Which brings me to the topic of this post – how much does your backup system interrupt you from your work?
If you’re a backup administrator, you probably question the logic of my question – after all, having to spend time on the backup system is just a case of doing your job.
However, this isn’t really the full story. Even if you’re a dedicated backup administrator, your job shouldn’t really be interruption based. An interruption based job, in that respect, implies a firefighting role – and a firefighting role is going to occur because of any combination of the following:
- Architectural issues;
- Procedural issues;
- Hardware/software issues.
None of these should be all-encompassing enough that they become a dominating factor. Timesheets often demonstrate this in terms of how we start notating our used time. For more years than I can count I’ve worked in jobs where time has to be accounted for, and usually in 15 minute increments. But timesheets never account for spin-down and spin-up time. That is, if you’re working on something already, and a new task comes up that you have to switch across to, that switch-time is not instantaneous. (For further details, check here.)
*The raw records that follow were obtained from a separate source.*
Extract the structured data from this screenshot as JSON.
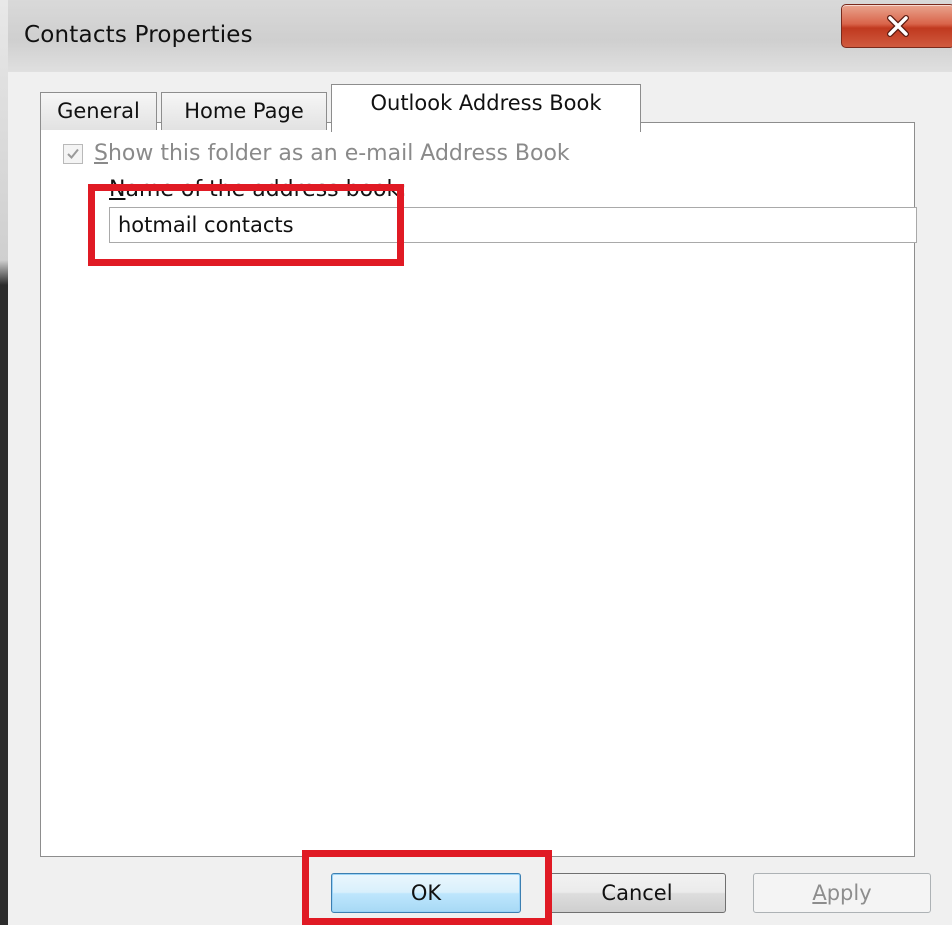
{
  "window": {
    "title": "Contacts Properties",
    "close_icon": "close-icon"
  },
  "tabs": [
    {
      "label": "General",
      "active": false
    },
    {
      "label": "Home Page",
      "active": false
    },
    {
      "label": "Outlook Address Book",
      "active": true
    }
  ],
  "panel": {
    "checkbox": {
      "label_accel": "S",
      "label_rest": "how this folder as an e-mail Address Book",
      "checked": true,
      "enabled": false
    },
    "name_label_accel": "N",
    "name_label_rest": "ame of the address book:",
    "name_value": "hotmail contacts"
  },
  "buttons": {
    "ok": "OK",
    "cancel": "Cancel",
    "apply_accel": "A",
    "apply_rest": "pply"
  },
  "colors": {
    "highlight": "#e01a24",
    "close_button": "#c0391f"
  }
}
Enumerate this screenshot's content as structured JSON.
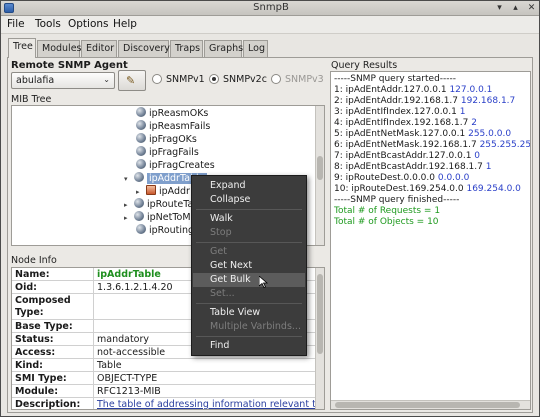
{
  "window": {
    "title": "SnmpB",
    "minimize_glyph": "▾",
    "maximize_glyph": "▴",
    "close_glyph": "✕"
  },
  "menu": [
    "File",
    "Tools",
    "Options",
    "Help"
  ],
  "tabs": [
    "Tree",
    "Modules",
    "Editor",
    "Discovery",
    "Traps",
    "Graphs",
    "Log"
  ],
  "agent": {
    "label": "Remote SNMP Agent",
    "selected": "abulafia",
    "select_arrow": "⌄",
    "config_icon_glyph": "✎",
    "versions": [
      {
        "label": "SNMPv1",
        "selected": false,
        "disabled": false
      },
      {
        "label": "SNMPv2c",
        "selected": true,
        "disabled": false
      },
      {
        "label": "SNMPv3",
        "selected": false,
        "disabled": true
      }
    ]
  },
  "mib_tree": {
    "label": "MIB Tree",
    "items": [
      {
        "label": "ipReasmOKs",
        "icon": "leaf-node-icon"
      },
      {
        "label": "ipReasmFails",
        "icon": "leaf-node-icon"
      },
      {
        "label": "ipFragOKs",
        "icon": "leaf-node-icon"
      },
      {
        "label": "ipFragFails",
        "icon": "leaf-node-icon"
      },
      {
        "label": "ipFragCreates",
        "icon": "leaf-node-icon"
      },
      {
        "label": "ipAddrTable",
        "icon": "leaf-node-icon",
        "expander": "▾",
        "selected": true
      },
      {
        "label": "ipAddr",
        "icon": "table-icon",
        "expander": "▸"
      },
      {
        "label": "ipRouteTa",
        "icon": "leaf-node-icon",
        "expander": "▸"
      },
      {
        "label": "ipNetToMe",
        "icon": "leaf-node-icon",
        "expander": "▸"
      },
      {
        "label": "ipRoutingD",
        "icon": "leaf-node-icon"
      }
    ]
  },
  "node_info": {
    "label": "Node Info",
    "rows": [
      {
        "key": "Name:",
        "value": "ipAddrTable",
        "style": "green"
      },
      {
        "key": "Oid:",
        "value": "1.3.6.1.2.1.4.20"
      },
      {
        "key": "Composed Type:",
        "value": ""
      },
      {
        "key": "Base Type:",
        "value": ""
      },
      {
        "key": "Status:",
        "value": "mandatory"
      },
      {
        "key": "Access:",
        "value": "not-accessible"
      },
      {
        "key": "Kind:",
        "value": "Table"
      },
      {
        "key": "SMI Type:",
        "value": "OBJECT-TYPE"
      },
      {
        "key": "Module:",
        "value": "RFC1213-MIB"
      },
      {
        "key": "Description:",
        "value": "The table of addressing information relevant to",
        "style": "link"
      }
    ]
  },
  "query_results": {
    "label": "Query Results",
    "lines": [
      {
        "text": "-----SNMP query started-----",
        "value": ""
      },
      {
        "text": "1: ipAdEntAddr.127.0.0.1 ",
        "value": "127.0.0.1"
      },
      {
        "text": "2: ipAdEntAddr.192.168.1.7 ",
        "value": "192.168.1.7"
      },
      {
        "text": "3: ipAdEntIfIndex.127.0.0.1 ",
        "value": "1"
      },
      {
        "text": "4: ipAdEntIfIndex.192.168.1.7 ",
        "value": "2"
      },
      {
        "text": "5: ipAdEntNetMask.127.0.0.1 ",
        "value": "255.0.0.0"
      },
      {
        "text": "6: ipAdEntNetMask.192.168.1.7 ",
        "value": "255.255.255"
      },
      {
        "text": "7: ipAdEntBcastAddr.127.0.0.1 ",
        "value": "0"
      },
      {
        "text": "8: ipAdEntBcastAddr.192.168.1.7 ",
        "value": "1"
      },
      {
        "text": "9: ipRouteDest.0.0.0.0 ",
        "value": "0.0.0.0"
      },
      {
        "text": "10: ipRouteDest.169.254.0.0 ",
        "value": "169.254.0.0"
      },
      {
        "text": "-----SNMP query finished-----",
        "value": ""
      },
      {
        "text": "Total # of Requests = 1",
        "value": "",
        "style": "green"
      },
      {
        "text": "Total # of Objects = 10",
        "value": "",
        "style": "green"
      }
    ]
  },
  "context_menu": {
    "items": [
      {
        "label": "Expand",
        "disabled": false
      },
      {
        "label": "Collapse",
        "disabled": false
      },
      {
        "label": "Walk",
        "disabled": false
      },
      {
        "label": "Stop",
        "disabled": true
      },
      {
        "label": "Get",
        "disabled": true
      },
      {
        "label": "Get Next",
        "disabled": false
      },
      {
        "label": "Get Bulk",
        "disabled": false,
        "highlighted": true
      },
      {
        "label": "Set...",
        "disabled": true
      },
      {
        "label": "Table View",
        "disabled": false
      },
      {
        "label": "Multiple Varbinds...",
        "disabled": true
      },
      {
        "label": "Find",
        "disabled": false
      }
    ]
  }
}
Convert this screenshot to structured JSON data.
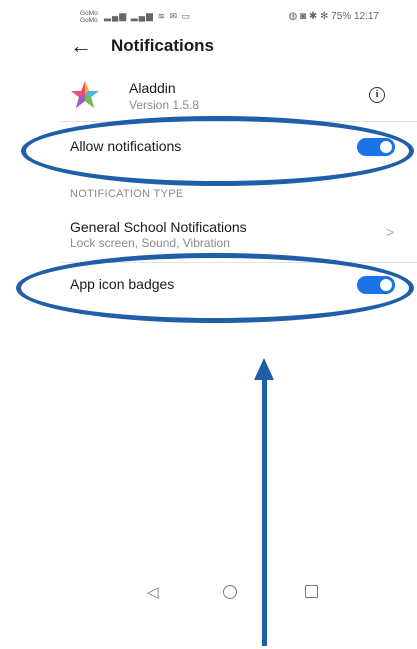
{
  "status_bar": {
    "carrier": "GoMo GoMo",
    "right_text": "75% 12:17"
  },
  "header": {
    "back_icon": "arrow-left-icon",
    "title": "Notifications"
  },
  "app": {
    "name": "Aladdin",
    "version": "Version 1.5.8",
    "info_icon": "info-icon"
  },
  "settings": {
    "allow_notifications": {
      "label": "Allow notifications",
      "enabled": true
    },
    "section_header": "NOTIFICATION TYPE",
    "general_school": {
      "label": "General School Notifications",
      "sub": "Lock screen, Sound, Vibration"
    },
    "app_icon_badges": {
      "label": "App icon badges",
      "enabled": true
    }
  },
  "colors": {
    "toggle_on": "#1a73e8",
    "annotation": "#1f5ea8"
  }
}
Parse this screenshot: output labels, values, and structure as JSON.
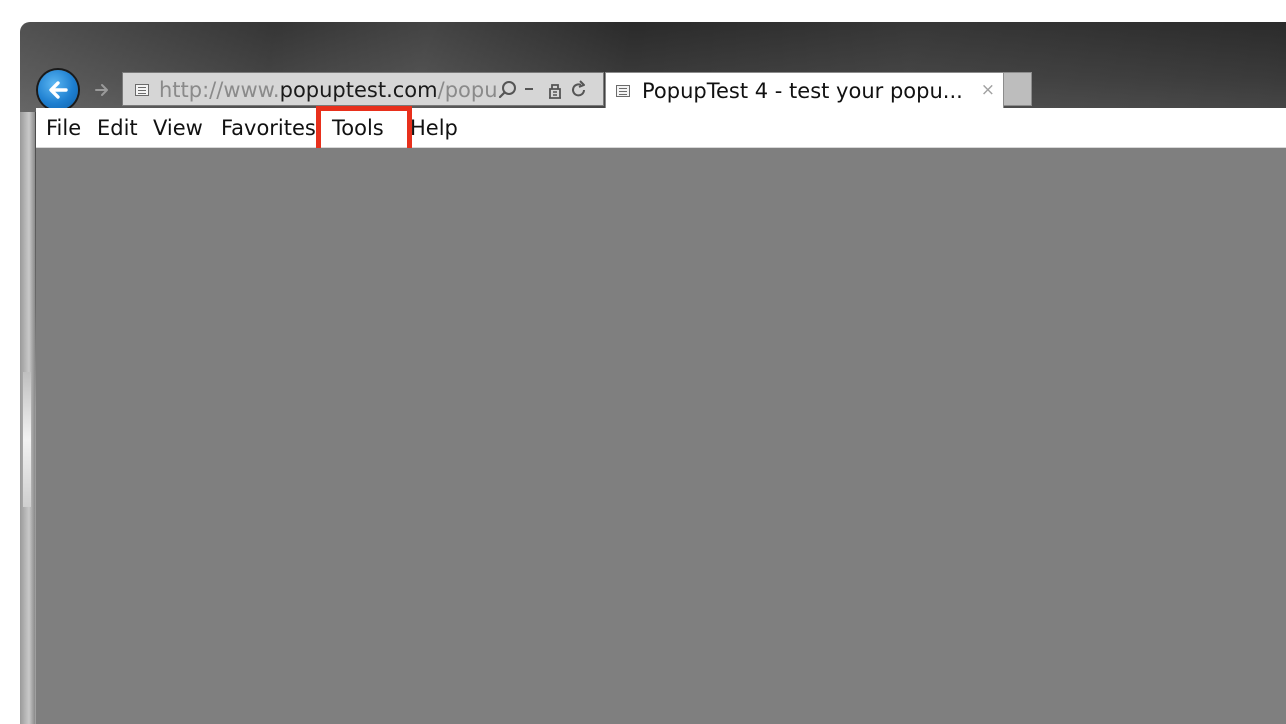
{
  "window": {
    "frame_color": "#3a3a3a",
    "content_color": "#7f7f7f"
  },
  "nav": {
    "back_icon": "back-arrow-icon",
    "forward_icon": "forward-arrow-icon"
  },
  "address_bar": {
    "url_prefix": "http://www.",
    "url_domain": "popuptest.com",
    "url_suffix": "/popu",
    "site_icon": "page-icon",
    "search_icon": "search-icon",
    "dropdown_icon": "dropdown-arrow-icon",
    "compat_icon": "compatibility-view-icon",
    "refresh_icon": "refresh-icon"
  },
  "tabs": [
    {
      "title": "PopupTest 4 - test your popu...",
      "close_symbol": "×",
      "icon": "page-icon"
    }
  ],
  "menubar": {
    "items": [
      "File",
      "Edit",
      "View",
      "Favorites",
      "Tools",
      "Help"
    ]
  },
  "annotation": {
    "highlighted_item": "Tools",
    "color": "#e8301c"
  }
}
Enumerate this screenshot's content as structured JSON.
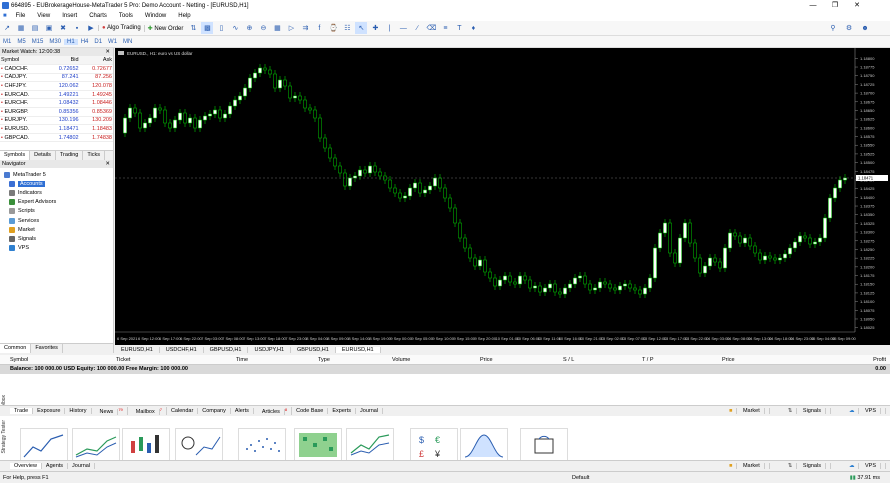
{
  "window": {
    "title": "664895 - EUBrokerageHouse-MetaTrader 5 Pro: Demo Account - Netting - [EURUSD,H1]"
  },
  "menu": [
    "File",
    "View",
    "Insert",
    "Charts",
    "Tools",
    "Window",
    "Help"
  ],
  "toolbar": {
    "algo_trading": "Algo Trading",
    "new_order": "New Order"
  },
  "timeframes": [
    "M1",
    "M5",
    "M15",
    "M30",
    "H1",
    "H4",
    "D1",
    "W1",
    "MN"
  ],
  "market_watch": {
    "title": "Market Watch: 12:00:38",
    "headers": [
      "Symbol",
      "Bid",
      "Ask"
    ],
    "rows": [
      {
        "symbol": "CADCHF.",
        "bid": "0.72652",
        "ask": "0.72677"
      },
      {
        "symbol": "CADJPY.",
        "bid": "87.241",
        "ask": "87.256"
      },
      {
        "symbol": "CHFJPY.",
        "bid": "120.062",
        "ask": "120.078"
      },
      {
        "symbol": "EURCAD.",
        "bid": "1.49221",
        "ask": "1.49245"
      },
      {
        "symbol": "EURCHF.",
        "bid": "1.08432",
        "ask": "1.08446"
      },
      {
        "symbol": "EURGBP.",
        "bid": "0.85356",
        "ask": "0.85369"
      },
      {
        "symbol": "EURJPY.",
        "bid": "130.196",
        "ask": "130.209"
      },
      {
        "symbol": "EURUSD.",
        "bid": "1.18471",
        "ask": "1.18483"
      },
      {
        "symbol": "GBPCAD.",
        "bid": "1.74802",
        "ask": "1.74838"
      }
    ],
    "tabs": [
      "Symbols",
      "Details",
      "Trading",
      "Ticks"
    ]
  },
  "navigator": {
    "title": "Navigator",
    "items": [
      {
        "label": "MetaTrader 5",
        "color": "#4a7bd1"
      },
      {
        "label": "Accounts",
        "color": "#3b6fd4"
      },
      {
        "label": "Indicators",
        "color": "#7a7a7a"
      },
      {
        "label": "Expert Advisors",
        "color": "#3a8f3a"
      },
      {
        "label": "Scripts",
        "color": "#999999"
      },
      {
        "label": "Services",
        "color": "#5a9bd5"
      },
      {
        "label": "Market",
        "color": "#e0a020"
      },
      {
        "label": "Signals",
        "color": "#666666"
      },
      {
        "label": "VPS",
        "color": "#2f80d0"
      }
    ],
    "tabs": [
      "Common",
      "Favorites"
    ]
  },
  "chart": {
    "title": "EURUSD., H1: euro vs US dollar",
    "price_labels": [
      "1.18800",
      "1.18775",
      "1.18750",
      "1.18725",
      "1.18700",
      "1.18675",
      "1.18650",
      "1.18625",
      "1.18600",
      "1.18575",
      "1.18550",
      "1.18525",
      "1.18500",
      "1.18475",
      "1.18450",
      "1.18425",
      "1.18400",
      "1.18375",
      "1.18350",
      "1.18325",
      "1.18300",
      "1.18275",
      "1.18250",
      "1.18225",
      "1.18200",
      "1.18175",
      "1.18150",
      "1.18125",
      "1.18100",
      "1.18075",
      "1.18050",
      "1.18025"
    ],
    "current_price": "1.18471",
    "time_labels": [
      "6 Sep 2021",
      "6 Sep 12:00",
      "6 Sep 17:00",
      "6 Sep 22:00",
      "7 Sep 03:00",
      "7 Sep 08:00",
      "7 Sep 13:00",
      "7 Sep 18:00",
      "7 Sep 23:00",
      "8 Sep 04:00",
      "8 Sep 09:00",
      "8 Sep 14:00",
      "8 Sep 19:00",
      "9 Sep 00:00",
      "9 Sep 05:00",
      "9 Sep 10:00",
      "9 Sep 15:00",
      "9 Sep 20:00",
      "10 Sep 01:00",
      "10 Sep 06:00",
      "10 Sep 11:00",
      "10 Sep 16:00",
      "10 Sep 21:00",
      "13 Sep 02:00",
      "13 Sep 07:00",
      "13 Sep 12:00",
      "13 Sep 17:00",
      "13 Sep 22:00",
      "14 Sep 03:00",
      "14 Sep 08:00",
      "14 Sep 13:00",
      "14 Sep 18:00",
      "14 Sep 23:00",
      "15 Sep 04:00",
      "15 Sep 09:00"
    ],
    "bull_color": "#ffffff",
    "bear_color": "#000000",
    "wick_color": "#00c800"
  },
  "chart_tabs": [
    "EURUSD,H1",
    "USDCHF,H1",
    "GBPUSD,H1",
    "USDJPY,H1",
    "GBPUSD,H1",
    "EURUSD,H1"
  ],
  "trade": {
    "headers": [
      "Symbol",
      "Ticket",
      "Time",
      "Type",
      "Volume",
      "Price",
      "S / L",
      "T / P",
      "Price",
      "Profit"
    ],
    "balance": "Balance: 100 000.00 USD  Equity: 100 000.00  Free Margin: 100 000.00",
    "balance_profit": "0.00"
  },
  "toolbox_tabs": [
    "Trade",
    "Exposure",
    "History",
    "News",
    "Mailbox",
    "Calendar",
    "Company",
    "Alerts",
    "Articles",
    "Code Base",
    "Experts",
    "Journal"
  ],
  "toolbox_badges": {
    "news": "79",
    "mailbox": "7",
    "articles": "8"
  },
  "right_links": [
    "Market",
    "Signals",
    "VPS"
  ],
  "market_tabs": [
    "Overview",
    "Agents",
    "Journal"
  ],
  "side_labels": {
    "toolbox": "Toolbox",
    "strategy": "Strategy Tester"
  },
  "status": {
    "help": "For Help, press F1",
    "profile": "Default",
    "ping": "37.91 ms"
  }
}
So if your backup system is regularly acting as an interrupt system, are you working productively, or do you have an annoy-a-tron in your environment?
If you’re suffering high levels of interrupts in your backup environment, it’s time to look at changing the environment, even if that change means a temporary spike in work load or a requirement to bring some temporary staff on. With the possible exception of recoveries, no backup environment should be interrupt driven.
With the exception of recoveries, all other activities within a backup environment should be handled either as:
- Change requests – a formal system tracking and monitoring successful implementation of non-major updates and alterations to the environment. This would cover new clients, new backup modules, etc.
- Projects – a formal process for delivering substantial changes to the backup environment. (E.g., replacing an existing tape library with a combined backup to disk + long-term tape solution.)
Now I said “with the exception of recoveries” because, quite frankly, recoveries are the most important activity that can be done in a backup environment. As such, I want to note their processes explicitly. Recoveries should fall into one of three different categories:
- User serviced – Recoveries that end-users or people other than backup administrators/operators can initiate, monitor and complete without intervention. This may be file recoveries from NAS units that integrate with snapshot/rollback functionality, it may be access to a NetWorker recovery GUI, or it may be the ability to initiate recovery from within an application module. These should be practically invisible to the backup administrators/operators.
- Scheduled – Non-urgent recoveries that are requested via a formal process and submitted to the appropriate recovery facilitator to complete. These would be slotted into the facilitator’s work schedule on a priority basis.
- Emergency – Critical recoveries (you could call these priority 1 recoveries – regardless of whether the official recovery request has been submitted or not)
In any environment, no matter how well architected, there will always be the risk of emergency situations requiring immediate action – critical faults don’t tend to be something you can just schedule into your work day, for instance.
However, in a well architected backup environment with functioning equipment, it should be the case that fire-fighting is a minimum job aspect, rather than an all-encompassing part of the backup administrator’s role.